Eater Young Gun semi-finalist Mark Schieber originally went into art, not food. But since there "weren't a whole lot of jobs for people who spent four years learning about drawing" when he graduated art school, he got into the restaurant business, eventually landing a gig at the Iron Horse Hotel, where he learned fine dining techniques under chef de cuisine David G. Wolfe. Last year, he moved to Madison, Wisconsin to work at the catering arm of the Underground Kitchen Collective, a progressive butcher shop there, and then helped to open the group's restaurant Forequarter, where he now runs the kitchen.
Like many restaurants in Madison, Forequarter focuses on what's seasonal, what's local, but they are also more adventurous, more creative, more experimental than most, perhaps in part due to their massive test kitchen. Says Schieber's former boss Wolf, "The Underground crew in Madison is a group of inspirational minds. Some of the oldest techniques known to man are practiced within their walls and it shows with the incredible consistency they provide in their product. I can only know Mark is in a great place there, and will become one more of Wisconsin's most important individuals in the industry of food we all devote our lives to."
Now, get to know Schieber through eight of his dishes:
"We had had a whole lot of beef come in from the butcher shop that week and they had some extra tenderloin that they didn't have room for. We took it to the restaurant and I think this is a more interesting way to serve beef than a steak. It's pretty simple: it's beef carpaccio, micro green salad, sunchoke chips, and a black olive carmel. This was from this past winter. We wanted something light and fresh but still focused on the beef. We have really great quality beef—you don't have to do a whole lot to make it taste good."

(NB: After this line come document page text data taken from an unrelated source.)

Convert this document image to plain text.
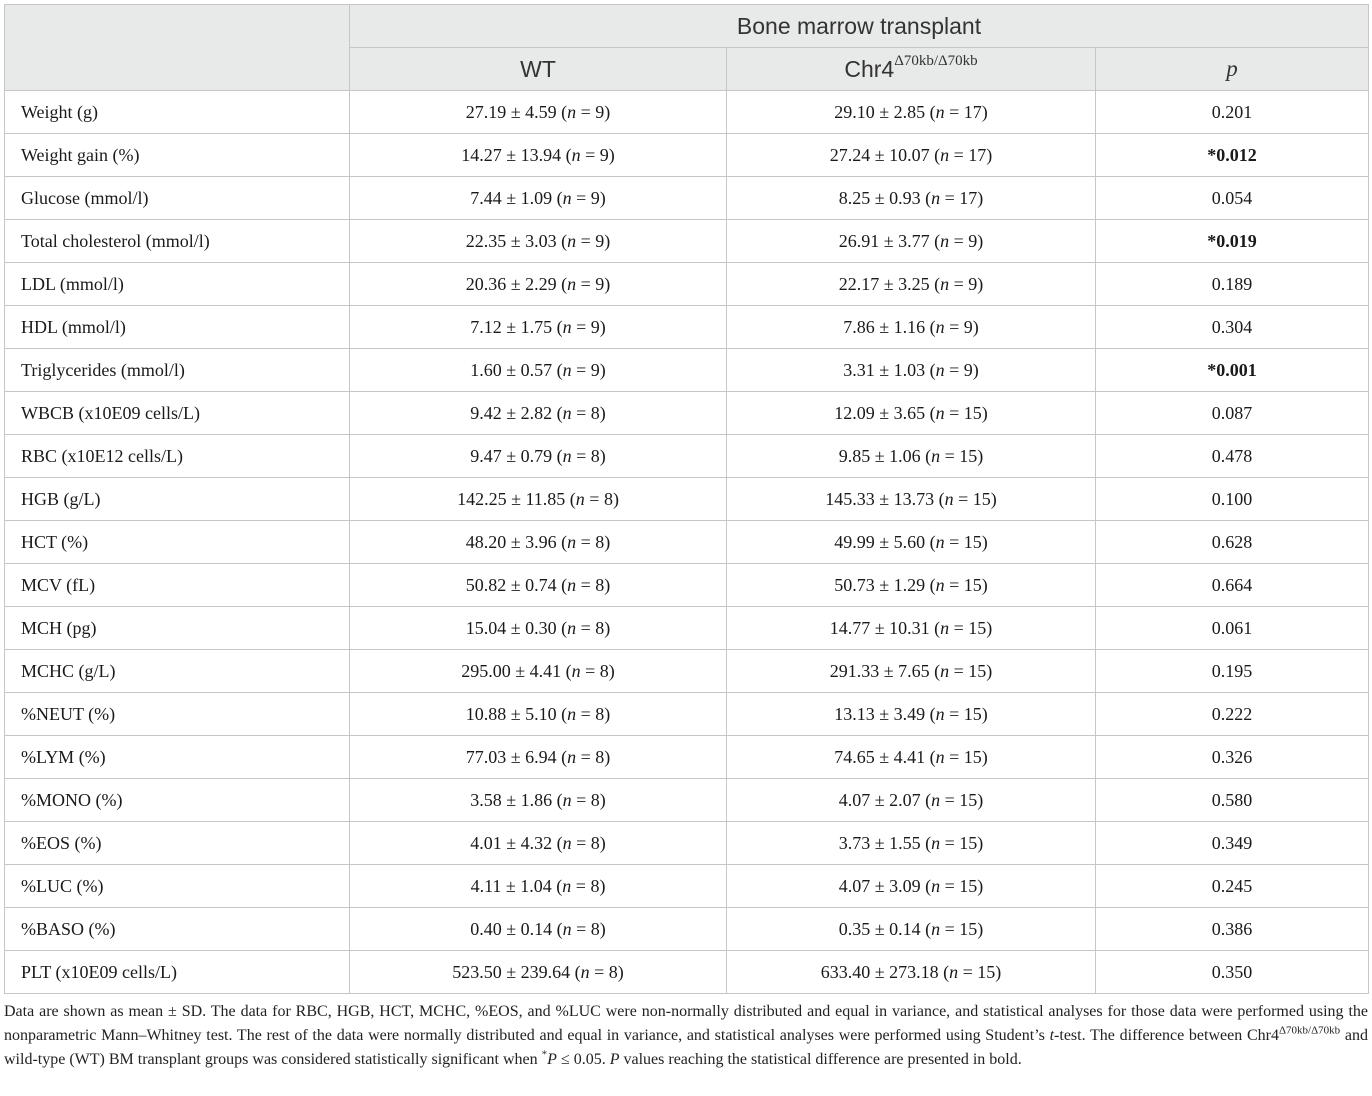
	Bone marrow transplant		
	WT	$Chr4^{\Delta 70kb/\Delta 70kb}$	p
Weight (g)	27.19 ± 4.59 (n = 9)	29.10 ± 2.85 (n = 17)	0.201
Weight gain (%)	14.27 ± 13.94 (n = 9)	27.24 ± 10.07 (n = 17)	*0.012
Glucose (mmol/l)	7.44 ± 1.09 (n = 9)	8.25 ± 0.93 (n = 17)	0.054
Total cholesterol (mmol/l)	22.35 ± 3.03 (n = 9)	26.91 ± 3.77 (n = 9)	*0.019
LDL (mmol/l)	20.36 ± 2.29 (n = 9)	22.17 ± 3.25 (n = 9)	0.189
HDL (mmol/l)	7.12 ± 1.75 (n = 9)	7.86 ± 1.16 (n = 9)	0.304
Triglycerides (mmol/l)	1.60 ± 0.57 (n = 9)	3.31 ± 1.03 (n = 9)	*0.001
WBCB (x10E09 cells/L)	9.42 ± 2.82 (n = 8)	12.09 ± 3.65 (n = 15)	0.087
RBC (x10E12 cells/L)	9.47 ± 0.79 (n = 8)	9.85 ± 1.06 (n = 15)	0.478
HGB (g/L)	142.25 ± 11.85 (n = 8)	145.33 ± 13.73 (n = 15)	0.100
HCT (%)	48.20 ± 3.96 (n = 8)	49.99 ± 5.60 (n = 15)	0.628
MCV (fL)	50.82 ± 0.74 (n = 8)	50.73 ± 1.29 (n = 15)	0.664
MCH (pg)	15.04 ± 0.30 (n = 8)	14.77 ± 10.31 (n = 15)	0.061
MCHC (g/L)	295.00 ± 4.41 (n = 8)	291.33 ± 7.65 (n = 15)	0.195
%NEUT (%)	10.88 ± 5.10 (n = 8)	13.13 ± 3.49 (n = 15)	0.222
%LYM (%)	77.03 ± 6.94 (n = 8)	74.65 ± 4.41 (n = 15)	0.326
%MONO (%)	3.58 ± 1.86 (n = 8)	4.07 ± 2.07 (n = 15)	0.580
%EOS (%)	4.01 ± 4.32 (n = 8)	3.73 ± 1.55 (n = 15)	0.349
%LUC (%)	4.11 ± 1.04 (n = 8)	4.07 ± 3.09 (n = 15)	0.245
%BASO (%)	0.40 ± 0.14 (n = 8)	0.35 ± 0.14 (n = 15)	0.386
PLT (x10E09 cells/L)	523.50 ± 239.64 (n = 8)	633.40 ± 273.18 (n = 15)	0.350
Data are shown as mean ± SD. The data for RBC, HGB, HCT, MCHC, %EOS, and %LUC were non-normally distributed and equal in variance, and statistical analyses for those data were performed using the nonparametric Mann–Whitney test. The rest of the data were normally distributed and equal in variance, and statistical analyses were performed using Student’s t-test. The difference between $Chr4^{\Delta 70kb/\Delta 70kb}$ and wild-type (WT) BM transplant groups was considered statistically significant when *P ≤ 0.05. P values reaching the statistical difference are presented in bold.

"That we ran as a special two weeks ago. This was with sunchokes and a romesco that I made really almond forward. This is something that's so rich and fatty and we're actually trying to keep it really light. It's two hunks of pork and a lot of vegetables, which is how I like it."
"We had been getting fish from this company called Sea to Table and they do really great seafood stuff, and our rep called me and said 'Hey is there anything you want besides tilefish?' I had never worked with fluke before and they had this sushi quality fluke and overnighted it. We did a ceviche with some of it. Just really lightly blanched baby carrots and grapefruit and hazelnuts and a jalapeno vinaigrette. Clean, light, and springlike."
"That's something we do frequently. It's just really great sockeye salmon. I've been trying to take a riff on gravlax but make it Midwestern. So we make a real herby spiced cure and then add bourbon to it, so it feels like wet sand. Then we cure it for five to six days, let it dry for a day and then cold smoke it. It's a perfect sweet/salty balance and the bourbon gives it a floral quality that's really good. We serve it with whipped cream cheese, brown butter powder, herbed breadcrumbs, chervil, pickled radishes."
"That was actually one of the first dishes that I did for the restaurant. We wanted to figure out a way to have a good beef option on the menu, and we have a not really great functioning hood. We can do steaks, but it just makes things smokey sometimes. I did this thing with the tongue where I treated it the way you would treat shortribs. Brined it, cooked it sous vide, took it out, trimmed it, pressed it. Once it's cooled it's a really really nice texture. It's slightly firm but cuts like butter, a really really great beefy flavor that you get from the tongue. Then we just sear it, put it into the braising liquid, and braise it until it's nicely coated and serve it with puffed grains, pickled mustard seeds, salad of radish and microgreens with sherry vinaigrette."
"That's what we're ding right now, sauteed trout. We get really nice trout from a farm 30 minutes from here and serve it over black lentils with sauteed and pickled radishes and scallions and some red sorrel, and dressed with a vinaigrette. It's one of the most popular dishes."
"That's pretty basic. Our way of satisfying vegetarians that come in. We don't have a whole lot of vegetarian stuff on the menu but that's pretty good, and it's a staff favorite because everyone's sick of eating pork all the time. This is a bright spring stew. We use whatever vegetables we're getting that week that look really nice. Bean and vegetables in a lemony broth, and we blend a pistou into it so it's lemony and bright.
"That's another really popular thing, and that's vegetarian too. We had had a different mushroom salad that was a panzanella. It was good, but we had this funky runny cheese and the season was over for it. We needed to come up with something different since we have a really good mushroom farmer. I was talking to [co-owner] Johnny and I always like to give him crap about loving hippie ingredients. So I came up with that salad thinking, 'How can I come up with a hippie food dish that I actually want to eat?' It's sprouted lentils, chile lemon juice, deep friend mushrooms, a little reduced balsamic, then pickled Serrano on it, and this sort of salted lime curd. We jokingly call it the hippie nachos."